Waterstone’s m.d. Gerry Johnson has led the retailer back to its bookselling roots, and the chain rightly won the top prize at our Retail Awards. The latter half of the year may not have matched the first, but the opening of its biggest store for 10 years in Liverpool was a bold gesture of defiance in the face of the harsh retail climate.
Other heroes nominated were Dedalus' Eric Lane for fighting the Arts Council's cuts, and ultimately securing backing from an improbable source, the STM group Informa; library campaigners Tim Coates and Desmond Clarke for caring that books get back to their rightful place at the heart of libraries; Clive Keeble, bookseller and sometime commentator on theBookseller.com, again for caring passionately about selling books and the people who print them; Martin Rynja, publisher of Gibson Square, whose offices were firebombed earlier this year; author J K Rowling for pulling out another Harry Potter (and one for 2009, too please?); and finally, Stephenie Meyer for doing a good impression of Rowling with her Twilight series.

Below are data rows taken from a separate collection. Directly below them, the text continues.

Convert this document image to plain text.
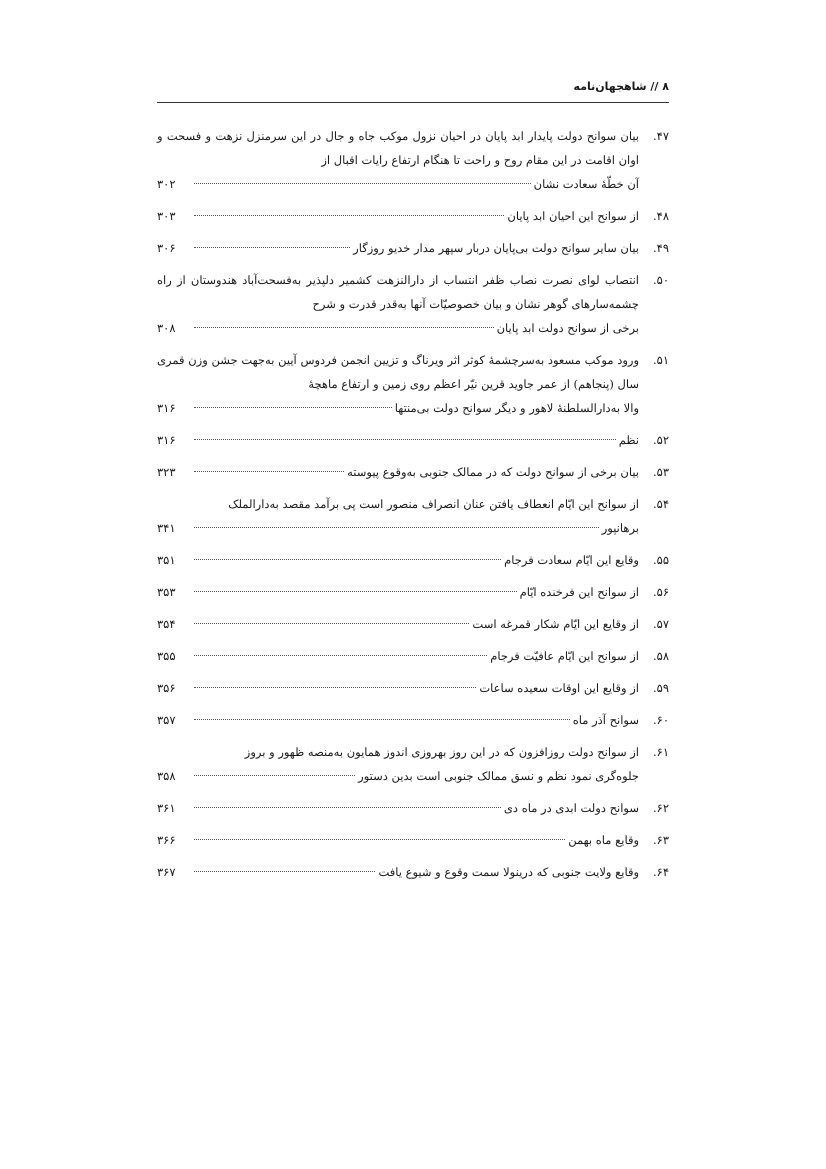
۸ // شاهجهان‌نامه
۴۷.
بیان سوانح دولت پایدار ابد پایان در احیان نزول موکب جاه و جال در این سرمنزل نزهت و فسحت و اوان اقامت در این مقام روح و راحت تا هنگام ارتفاع رایات اقبال از
آن خطّهٔ سعادت نشان
۳۰۲
۴۸.
از سوانح این احیان ابد پایان
۳۰۳
۴۹.
بیان سایر سوانح دولت بی‌پایان دربار سپهر مدار خدیو روزگار
۳۰۶
۵۰.
انتصاب لوای نصرت نصاب ظفر انتساب از دارالنزهت کشمیر دلپذیر به‌فسحت‌آباد هندوستان از راه چشمه‌سارهای گوهر نشان و بیان خصوصیّات آنها به‌قدر قدرت و شرح
برخی از سوانح دولت ابد پایان
۳۰۸
۵۱.
ورود موکب مسعود به‌سرچشمهٔ کوثر اثر ویرناگ و تزیین انجمن فردوس آیین به‌جهت جشن وزن قمری سال (پنجاهم) از عمر جاوید قرین نیّر اعظم روی زمین و ارتفاع ماهچهٔ
والا به‌دارالسلطنهٔ لاهور و دیگر سوانح دولت بی‌منتها
۳۱۶
۵۲.
نظم
۳۱۶
۵۳.
بیان برخی از سوانح دولت که در ممالک جنوبی به‌وقوع پیوسته
۳۲۳
۵۴.
از سوانح این ایّام انعطاف یافتن عنان انصراف منصور است پی برآمد مقصد به‌دارالملک
برهانپور
۳۴۱
۵۵.
وقایع این ایّام سعادت فرجام
۳۵۱
۵۶.
از سوانح این فرخنده ایّام
۳۵۳
۵۷.
از وقایع این ایّام شکار قمرغه است
۳۵۴
۵۸.
از سوانح این ایّام عافیّت فرجام
۳۵۵
۵۹.
از وقایع این اوقات سعیده ساعات
۳۵۶
۶۰.
سوانح آذر ماه
۳۵۷
۶۱.
از سوانح دولت روزافزون که در این روز بهروزی اندوز همایون به‌منصه ظهور و بروز
جلوه‌گری نمود نظم و نسق ممالک جنوبی است بدین دستور
۳۵۸
۶۲.
سوانح دولت ابدی در ماه دی
۳۶۱
۶۳.
وقایع ماه بهمن
۳۶۶
۶۴.
وقایع ولایت جنوبی که درینولا سمت وقوع و شیوع یافت
۳۶۷
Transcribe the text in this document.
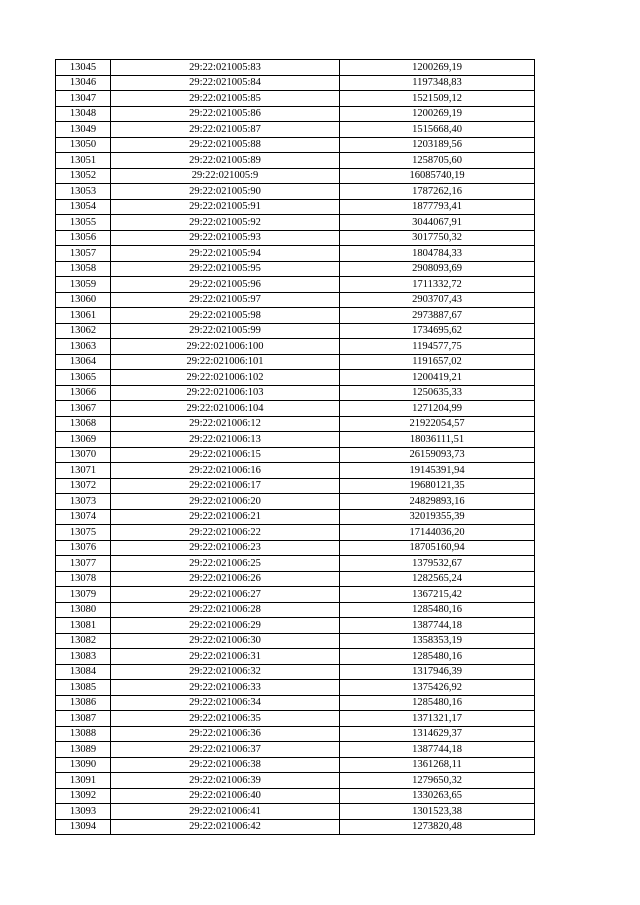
13045	29:22:021005:83	1200269,19
13046	29:22:021005:84	1197348,83
13047	29:22:021005:85	1521509,12
13048	29:22:021005:86	1200269,19
13049	29:22:021005:87	1515668,40
13050	29:22:021005:88	1203189,56
13051	29:22:021005:89	1258705,60
13052	29:22:021005:9	16085740,19
13053	29:22:021005:90	1787262,16
13054	29:22:021005:91	1877793,41
13055	29:22:021005:92	3044067,91
13056	29:22:021005:93	3017750,32
13057	29:22:021005:94	1804784,33
13058	29:22:021005:95	2908093,69
13059	29:22:021005:96	1711332,72
13060	29:22:021005:97	2903707,43
13061	29:22:021005:98	2973887,67
13062	29:22:021005:99	1734695,62
13063	29:22:021006:100	1194577,75
13064	29:22:021006:101	1191657,02
13065	29:22:021006:102	1200419,21
13066	29:22:021006:103	1250635,33
13067	29:22:021006:104	1271204,99
13068	29:22:021006:12	21922054,57
13069	29:22:021006:13	18036111,51
13070	29:22:021006:15	26159093,73
13071	29:22:021006:16	19145391,94
13072	29:22:021006:17	19680121,35
13073	29:22:021006:20	24829893,16
13074	29:22:021006:21	32019355,39
13075	29:22:021006:22	17144036,20
13076	29:22:021006:23	18705160,94
13077	29:22:021006:25	1379532,67
13078	29:22:021006:26	1282565,24
13079	29:22:021006:27	1367215,42
13080	29:22:021006:28	1285480,16
13081	29:22:021006:29	1387744,18
13082	29:22:021006:30	1358353,19
13083	29:22:021006:31	1285480,16
13084	29:22:021006:32	1317946,39
13085	29:22:021006:33	1375426,92
13086	29:22:021006:34	1285480,16
13087	29:22:021006:35	1371321,17
13088	29:22:021006:36	1314629,37
13089	29:22:021006:37	1387744,18
13090	29:22:021006:38	1361268,11
13091	29:22:021006:39	1279650,32
13092	29:22:021006:40	1330263,65
13093	29:22:021006:41	1301523,38
13094	29:22:021006:42	1273820,48
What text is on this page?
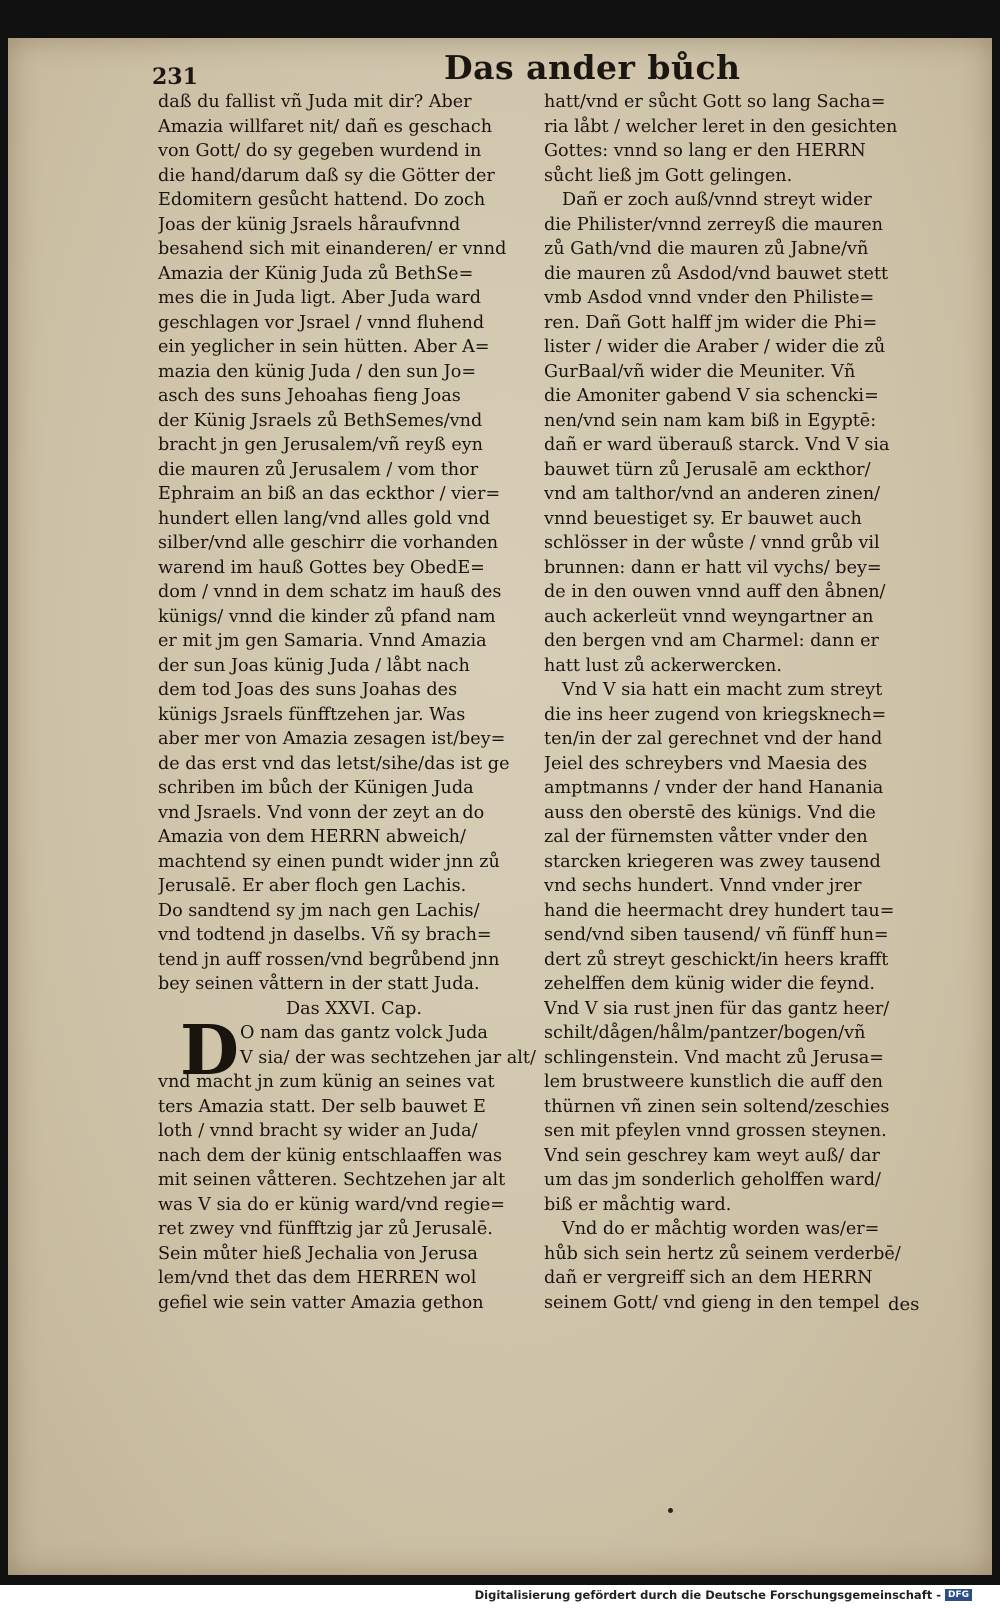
231	Das ander bůch
daß du fallist vñ Juda mit dir? Aber
Amazia willfaret nit/ dañ es geschach
von Gott/ do sy gegeben wurdend in
die hand/darum daß sy die Götter der
Edomitern gesůcht hattend. Do zoch
Joas der künig Jsraels håraufvnnd
besahend sich mit einanderen/ er vnnd
Amazia der Künig Juda zů BethSe=
mes die in Juda ligt. Aber Juda ward
geschlagen vor Jsrael / vnnd fluhend
ein yeglicher in sein hütten. Aber A=
mazia den künig Juda / den sun Jo=
asch des suns Jehoahas fieng Joas
der Künig Jsraels zů BethSemes/vnd
bracht jn gen Jerusalem/vñ reyß eyn
die mauren zů Jerusalem / vom thor
Ephraim an biß an das eckthor / vier=
hundert ellen lang/vnd alles gold vnd
silber/vnd alle geschirr die vorhanden
warend im hauß Gottes bey ObedE=
dom / vnnd in dem schatz im hauß des
künigs/ vnnd die kinder zů pfand nam
er mit jm gen Samaria. Vnnd Amazia
der sun Joas künig Juda / låbt nach
dem tod Joas des suns Joahas des
künigs Jsraels fünfftzehen jar. Was
aber mer von Amazia zesagen ist/bey=
de das erst vnd das letst/sihe/das ist ge
schriben im bůch der Künigen Juda
vnd Jsraels. Vnd vonn der zeyt an do
Amazia von dem HERRN abweich/
machtend sy einen pundt wider jnn zů
Jerusalē. Er aber floch gen Lachis.
Do sandtend sy jm nach gen Lachis/
vnd todtend jn daselbs. Vñ sy brach=
tend jn auff rossen/vnd begrůbend jnn
bey seinen våttern in der statt Juda.
Das XXVI. Cap.
D O nam das gantz volck Juda
V sia/ der was sechtzehen jar alt/
vnd macht jn zum künig an seines vat
ters Amazia statt. Der selb bauwet E
loth / vnnd bracht sy wider an Juda/
nach dem der künig entschlaaffen was
mit seinen våtteren. Sechtzehen jar alt
was V sia do er künig ward/vnd regie=
ret zwey vnd fünfftzig jar zů Jerusalē.
Sein můter hieß Jechalia von Jerusa
lem/vnd thet das dem HERREN wol
gefiel wie sein vatter Amazia gethon
hatt/vnd er sůcht Gott so lang Sacha=
ria låbt / welcher leret in den gesichten
Gottes: vnnd so lang er den HERRN
sůcht ließ jm Gott gelingen.
Dañ er zoch auß/vnnd streyt wider
die Philister/vnnd zerreyß die mauren
zů Gath/vnd die mauren zů Jabne/vñ
die mauren zů Asdod/vnd bauwet stett
vmb Asdod vnnd vnder den Philiste=
ren. Dañ Gott halff jm wider die Phi=
lister / wider die Araber / wider die zů
GurBaal/vñ wider die Meuniter. Vñ
die Amoniter gabend V sia schencki=
nen/vnd sein nam kam biß in Egyptē:
dañ er ward überauß starck. Vnd V sia
bauwet türn zů Jerusalē am eckthor/
vnd am talthor/vnd an anderen zinen/
vnnd beuestiget sy. Er bauwet auch
schlösser in der wůste / vnnd grůb vil
brunnen: dann er hatt vil vychs/ bey=
de in den ouwen vnnd auff den åbnen/
auch ackerleüt vnnd weyngartner an
den bergen vnd am Charmel: dann er
hatt lust zů ackerwercken.
Vnd V sia hatt ein macht zum streyt
die ins heer zugend von kriegsknech=
ten/in der zal gerechnet vnd der hand
Jeiel des schreybers vnd Maesia des
amptmanns / vnder der hand Hanania
auss den oberstē des künigs. Vnd die
zal der fürnemsten våtter vnder den
starcken kriegeren was zwey tausend
vnd sechs hundert. Vnnd vnder jrer
hand die heermacht drey hundert tau=
send/vnd siben tausend/ vñ fünff hun=
dert zů streyt geschickt/in heers krafft
zehelffen dem künig wider die feynd.
Vnd V sia rust jnen für das gantz heer/
schilt/dågen/hålm/pantzer/bogen/vñ
schlingenstein. Vnd macht zů Jerusa=
lem brustweere kunstlich die auff den
thürnen vñ zinen sein soltend/zeschies
sen mit pfeylen vnnd grossen steynen.
Vnd sein geschrey kam weyt auß/ dar
um das jm sonderlich geholffen ward/
biß er måchtig ward.
Vnd do er måchtig worden was/er=
hůb sich sein hertz zů seinem verderbē/
dañ er vergreiff sich an dem HERRN
seinem Gott/ vnd gieng in den tempel des
Digitalisierung gefördert durch die Deutsche Forschungsgemeinschaft - DFG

Even in a year such as this the villains were harder to pin down. Number one has to be the credit crunch: pay is frozen, book sales have shuddered to a halt, jobs are already being lost, companies have collapsed. It has long been held that books were recession-proof: crunch-resistant they are not.
Misery memoirs—that lucrative if slightly uncomfortable genre—is now in long-term decline: a few more tears may be spilled before it is forgotten but mostly these will be shed by publishers that piled in too late.
Book promoters Richard and Judy have lost much of their shine as their new digital slot failed to deliver viewers. It may not be terminal but the duo and Cactus m.d. Amanda Ross have much work to do in 2009.
Whoever is in charge of libraries merits a mention again this year: libraries face yet another government review and book borrowers dwindling stock. Much continues to be done in the trenches, and campaigns such as the National Year of Reading, help: but really it is leadership the service lacks--big time.